We did that, thought Jaz. We went in there and turned it over, like robbing a bank.

That was the game, he knew. He’d always tried not to think too hard about that side of things. What was it Bachman had jokingly called himself at that dinner, replying to yet another sycophantic question of Lisa’s? A
haruspex
. The priest who read the sacred entrails for the emperor. The emperor being Fenton Willis, who’d turned his thumb down with a regal flourish.
The slave must die
. The traders were celebrating their big win. Jaz went with them. There were jokes about quants and pointy heads. They wanted to get him drunk and he let them. He called Lisa from a club on the Lower East Side, not realizing it was already one in the morning. The next thing he knew, he was waking up in a Midtown hotel room, mercifully alone. He headed straight back to the office to check the newswires.

Throughout the next day the lempira carried on sliding. The Honduran government looked shaky. People were on the street in Tegucigalpa. Jaz chugged coffee and looked over Walter’s advice to the trading desk. The lempira didn’t figure. It had turned its attention to another asset class, another region. Everything was now U.S. mortgage-backed securities. He was relieved. At least Walter wasn’t telling them to twist the knife.

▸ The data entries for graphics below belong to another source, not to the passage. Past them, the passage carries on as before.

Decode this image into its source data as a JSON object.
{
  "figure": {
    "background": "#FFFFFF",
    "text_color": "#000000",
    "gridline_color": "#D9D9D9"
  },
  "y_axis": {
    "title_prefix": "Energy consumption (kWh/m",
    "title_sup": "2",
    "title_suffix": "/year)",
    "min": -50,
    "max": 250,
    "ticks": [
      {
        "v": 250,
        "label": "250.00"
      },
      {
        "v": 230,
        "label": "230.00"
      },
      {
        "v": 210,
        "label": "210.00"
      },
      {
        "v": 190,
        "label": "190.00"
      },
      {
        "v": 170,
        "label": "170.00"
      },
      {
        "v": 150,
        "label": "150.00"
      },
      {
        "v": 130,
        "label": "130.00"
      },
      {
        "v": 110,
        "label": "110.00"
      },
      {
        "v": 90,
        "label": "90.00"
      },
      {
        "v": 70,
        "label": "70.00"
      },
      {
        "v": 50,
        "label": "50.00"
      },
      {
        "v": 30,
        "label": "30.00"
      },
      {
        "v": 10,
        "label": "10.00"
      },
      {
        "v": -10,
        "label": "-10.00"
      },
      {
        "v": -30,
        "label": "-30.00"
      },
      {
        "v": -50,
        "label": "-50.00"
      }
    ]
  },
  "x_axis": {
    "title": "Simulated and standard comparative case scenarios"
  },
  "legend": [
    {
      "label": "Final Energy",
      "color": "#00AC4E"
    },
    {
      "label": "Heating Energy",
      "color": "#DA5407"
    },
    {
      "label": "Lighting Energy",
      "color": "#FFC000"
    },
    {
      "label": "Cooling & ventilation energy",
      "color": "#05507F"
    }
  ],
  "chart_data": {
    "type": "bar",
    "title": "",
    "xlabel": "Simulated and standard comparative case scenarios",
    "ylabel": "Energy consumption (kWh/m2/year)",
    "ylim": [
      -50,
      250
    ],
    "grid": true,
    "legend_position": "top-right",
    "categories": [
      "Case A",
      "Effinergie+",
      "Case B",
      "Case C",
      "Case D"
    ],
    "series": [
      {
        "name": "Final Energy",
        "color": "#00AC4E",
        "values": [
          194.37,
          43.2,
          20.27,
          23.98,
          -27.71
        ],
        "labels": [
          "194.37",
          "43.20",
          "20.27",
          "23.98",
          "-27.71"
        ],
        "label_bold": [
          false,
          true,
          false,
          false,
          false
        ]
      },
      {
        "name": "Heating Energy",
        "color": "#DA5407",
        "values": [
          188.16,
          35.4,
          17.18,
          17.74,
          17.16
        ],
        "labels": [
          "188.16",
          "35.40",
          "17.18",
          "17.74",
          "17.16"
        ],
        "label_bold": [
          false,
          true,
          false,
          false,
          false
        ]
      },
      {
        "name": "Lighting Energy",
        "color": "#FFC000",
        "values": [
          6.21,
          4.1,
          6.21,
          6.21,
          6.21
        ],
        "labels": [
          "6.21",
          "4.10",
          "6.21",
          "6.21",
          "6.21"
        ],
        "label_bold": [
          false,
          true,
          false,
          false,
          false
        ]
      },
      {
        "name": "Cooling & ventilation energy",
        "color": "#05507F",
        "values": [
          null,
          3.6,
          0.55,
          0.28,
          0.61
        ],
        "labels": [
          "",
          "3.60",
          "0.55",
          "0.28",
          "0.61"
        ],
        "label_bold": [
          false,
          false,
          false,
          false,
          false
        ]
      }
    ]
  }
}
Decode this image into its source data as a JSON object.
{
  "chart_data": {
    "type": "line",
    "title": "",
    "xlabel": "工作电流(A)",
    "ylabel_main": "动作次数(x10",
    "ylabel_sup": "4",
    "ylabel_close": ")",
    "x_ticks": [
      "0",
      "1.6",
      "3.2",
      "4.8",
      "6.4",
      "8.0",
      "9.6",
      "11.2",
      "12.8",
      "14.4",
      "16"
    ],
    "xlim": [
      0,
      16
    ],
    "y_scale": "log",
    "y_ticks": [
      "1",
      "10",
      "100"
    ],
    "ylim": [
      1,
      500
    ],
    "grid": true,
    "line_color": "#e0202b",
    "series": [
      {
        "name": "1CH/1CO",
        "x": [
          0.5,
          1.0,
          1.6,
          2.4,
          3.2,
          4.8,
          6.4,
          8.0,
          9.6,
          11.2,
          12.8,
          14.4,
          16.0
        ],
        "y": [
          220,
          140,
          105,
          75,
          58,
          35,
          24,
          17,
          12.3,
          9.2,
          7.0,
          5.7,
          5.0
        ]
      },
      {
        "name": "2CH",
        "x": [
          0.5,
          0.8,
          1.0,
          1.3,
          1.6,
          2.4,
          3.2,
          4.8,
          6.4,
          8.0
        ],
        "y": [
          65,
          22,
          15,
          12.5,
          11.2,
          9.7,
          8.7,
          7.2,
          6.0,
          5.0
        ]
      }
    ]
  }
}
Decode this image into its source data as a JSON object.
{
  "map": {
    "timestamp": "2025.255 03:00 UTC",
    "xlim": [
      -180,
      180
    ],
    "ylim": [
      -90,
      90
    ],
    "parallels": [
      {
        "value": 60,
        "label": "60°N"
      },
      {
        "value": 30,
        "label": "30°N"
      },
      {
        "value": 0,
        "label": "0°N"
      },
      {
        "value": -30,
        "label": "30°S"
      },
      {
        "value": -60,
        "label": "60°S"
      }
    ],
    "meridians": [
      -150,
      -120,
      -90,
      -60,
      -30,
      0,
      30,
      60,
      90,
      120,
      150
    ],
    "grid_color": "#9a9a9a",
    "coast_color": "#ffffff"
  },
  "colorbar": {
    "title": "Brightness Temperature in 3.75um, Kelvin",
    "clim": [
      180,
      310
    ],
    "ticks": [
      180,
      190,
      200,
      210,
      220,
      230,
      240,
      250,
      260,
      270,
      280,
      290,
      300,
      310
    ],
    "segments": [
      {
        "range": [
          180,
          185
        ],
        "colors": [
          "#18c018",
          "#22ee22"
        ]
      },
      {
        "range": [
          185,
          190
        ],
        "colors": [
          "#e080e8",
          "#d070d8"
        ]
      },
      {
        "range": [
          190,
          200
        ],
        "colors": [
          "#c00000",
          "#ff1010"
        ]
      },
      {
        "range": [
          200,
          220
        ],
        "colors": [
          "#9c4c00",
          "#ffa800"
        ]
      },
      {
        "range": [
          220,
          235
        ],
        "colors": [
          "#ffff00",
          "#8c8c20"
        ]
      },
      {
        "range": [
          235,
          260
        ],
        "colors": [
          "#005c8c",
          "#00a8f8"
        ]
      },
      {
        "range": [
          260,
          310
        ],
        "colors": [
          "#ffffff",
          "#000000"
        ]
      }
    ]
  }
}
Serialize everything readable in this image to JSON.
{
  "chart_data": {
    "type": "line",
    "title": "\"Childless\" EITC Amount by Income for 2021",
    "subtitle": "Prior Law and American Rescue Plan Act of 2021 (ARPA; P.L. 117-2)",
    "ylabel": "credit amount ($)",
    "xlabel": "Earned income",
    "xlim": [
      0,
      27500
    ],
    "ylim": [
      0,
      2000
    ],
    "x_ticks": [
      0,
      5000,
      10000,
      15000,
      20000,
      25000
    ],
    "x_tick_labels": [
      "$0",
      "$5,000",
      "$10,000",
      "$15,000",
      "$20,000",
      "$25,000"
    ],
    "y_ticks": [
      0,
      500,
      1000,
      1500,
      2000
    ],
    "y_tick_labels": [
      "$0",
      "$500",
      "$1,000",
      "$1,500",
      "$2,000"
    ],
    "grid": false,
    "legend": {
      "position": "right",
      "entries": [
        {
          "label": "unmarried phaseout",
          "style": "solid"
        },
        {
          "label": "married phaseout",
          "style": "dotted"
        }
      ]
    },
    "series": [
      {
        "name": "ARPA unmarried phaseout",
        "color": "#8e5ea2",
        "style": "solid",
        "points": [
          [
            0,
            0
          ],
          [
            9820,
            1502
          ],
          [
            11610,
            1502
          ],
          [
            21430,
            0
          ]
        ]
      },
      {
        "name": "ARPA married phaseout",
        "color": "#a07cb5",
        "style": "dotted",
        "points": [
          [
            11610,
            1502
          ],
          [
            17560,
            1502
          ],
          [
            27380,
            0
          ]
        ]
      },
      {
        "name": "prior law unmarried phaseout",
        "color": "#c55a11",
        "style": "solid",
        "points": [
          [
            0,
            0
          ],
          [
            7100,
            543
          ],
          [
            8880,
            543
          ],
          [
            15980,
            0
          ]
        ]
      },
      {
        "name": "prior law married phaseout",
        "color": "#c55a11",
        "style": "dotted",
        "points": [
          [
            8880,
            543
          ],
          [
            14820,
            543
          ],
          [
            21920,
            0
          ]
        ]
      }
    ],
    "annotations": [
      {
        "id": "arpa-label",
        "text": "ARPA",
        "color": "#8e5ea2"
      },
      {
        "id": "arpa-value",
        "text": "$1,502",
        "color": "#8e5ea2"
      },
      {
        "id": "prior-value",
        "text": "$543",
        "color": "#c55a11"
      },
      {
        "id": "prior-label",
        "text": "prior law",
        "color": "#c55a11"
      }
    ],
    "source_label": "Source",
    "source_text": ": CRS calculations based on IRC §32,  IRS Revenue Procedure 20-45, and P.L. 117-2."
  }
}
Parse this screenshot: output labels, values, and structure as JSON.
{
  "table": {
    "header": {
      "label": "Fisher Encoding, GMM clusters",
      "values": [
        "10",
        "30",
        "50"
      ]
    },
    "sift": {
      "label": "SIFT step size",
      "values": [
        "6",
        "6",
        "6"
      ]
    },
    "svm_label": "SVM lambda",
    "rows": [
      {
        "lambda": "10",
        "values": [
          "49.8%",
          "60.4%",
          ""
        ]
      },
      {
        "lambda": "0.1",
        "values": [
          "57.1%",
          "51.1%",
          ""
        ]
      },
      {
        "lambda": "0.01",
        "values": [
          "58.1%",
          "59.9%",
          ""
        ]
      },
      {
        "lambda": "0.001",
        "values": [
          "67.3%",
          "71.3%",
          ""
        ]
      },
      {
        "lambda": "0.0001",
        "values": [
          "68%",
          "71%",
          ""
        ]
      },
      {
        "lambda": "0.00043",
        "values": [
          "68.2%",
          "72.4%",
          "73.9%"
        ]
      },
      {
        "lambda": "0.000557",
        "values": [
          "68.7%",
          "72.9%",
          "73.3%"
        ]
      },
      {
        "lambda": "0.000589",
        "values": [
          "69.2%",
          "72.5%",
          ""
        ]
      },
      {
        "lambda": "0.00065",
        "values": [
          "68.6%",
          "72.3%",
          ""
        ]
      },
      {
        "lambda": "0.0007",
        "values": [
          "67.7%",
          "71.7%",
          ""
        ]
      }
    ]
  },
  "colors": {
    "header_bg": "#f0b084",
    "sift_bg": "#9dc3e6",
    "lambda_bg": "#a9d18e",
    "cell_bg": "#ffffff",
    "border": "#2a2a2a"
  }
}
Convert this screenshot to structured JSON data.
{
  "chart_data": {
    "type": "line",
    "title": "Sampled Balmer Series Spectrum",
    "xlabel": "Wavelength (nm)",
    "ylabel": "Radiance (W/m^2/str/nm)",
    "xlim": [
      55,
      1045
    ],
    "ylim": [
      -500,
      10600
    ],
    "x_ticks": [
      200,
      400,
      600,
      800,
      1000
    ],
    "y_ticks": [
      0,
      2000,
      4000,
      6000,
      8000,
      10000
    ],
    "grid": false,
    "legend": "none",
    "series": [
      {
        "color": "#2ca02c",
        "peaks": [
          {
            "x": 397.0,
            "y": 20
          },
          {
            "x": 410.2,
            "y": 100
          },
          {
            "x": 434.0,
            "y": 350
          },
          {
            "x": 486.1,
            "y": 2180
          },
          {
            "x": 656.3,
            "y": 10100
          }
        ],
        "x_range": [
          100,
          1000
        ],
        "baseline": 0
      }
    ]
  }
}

In the following days Walter built up a huge holding of Australian mining stock, and made some obscure bets in the West African government bond market. Bachman ordered the team to plug in figures on financial institutions in the region, and Jaz’s screens were filled with the activities of the Banque de Développement du Mali, Banque Internationale
pour l’Afrique Occidentale, the Bank of Africa, Banque Sénégalo-Tunisienne, Compagnie Bancaire de l’Afrique Occidentale, Ecobank.… He wouldn’t have noticed anything out of the ordinary, had he not opened the wrong file on his desktop and found himself looking at a graphic illustrating the performance of the Bourse Régionale in Abidjan. The pattern of rise and fall looked familiar. He compared it to a graph of the value of the lempira during the crash and found it tracked almost exactly. That was a coincidence, of course. There was no reason for those two things to be linked. But there also seemed to be no reason why stocks on the Abidjan Bourse should fall so catastrophically just at that moment. There had been no major announcement, no rumor of war. Unlike the lempira, recovery was quick. Three days later trading was at its old level.

He was developing a strange rash on his eyelids. Lisa was barely speaking to him. Though he was exhausted, he was having trouble sleeping: All night Walter’s scatter-pattern visualizations pulsed behind his closed eyes like a swarm of malign insects. He spent several nights in front of the computer in his office upstairs at home, eating chips and salsa by the light of a desk lamp and running comparisons between time-series data on the performance of the lempira and every African variable he could think of—exchange rates, balance of payments, international liquidity, interest rates, prices, production, international transactions, government accounts, national accounts, population. When he was done with Africa, he moved on to East Asian countries.

He found it in Thai banking stocks. The same sudden crash. The same period of time. He couldn’t help asking himself:
Had they done this?
It seemed contrary to reason, one of those ideas, like quantum superposition, that defied common sense. Was Walter having some kind of echo effect? Or was this something else, one of Cy Bachman’s sparks, a trace of divine intellect? Jaz’s neck was spasming. He riffled through the bathroom cabinet, looking for something to help him sleep.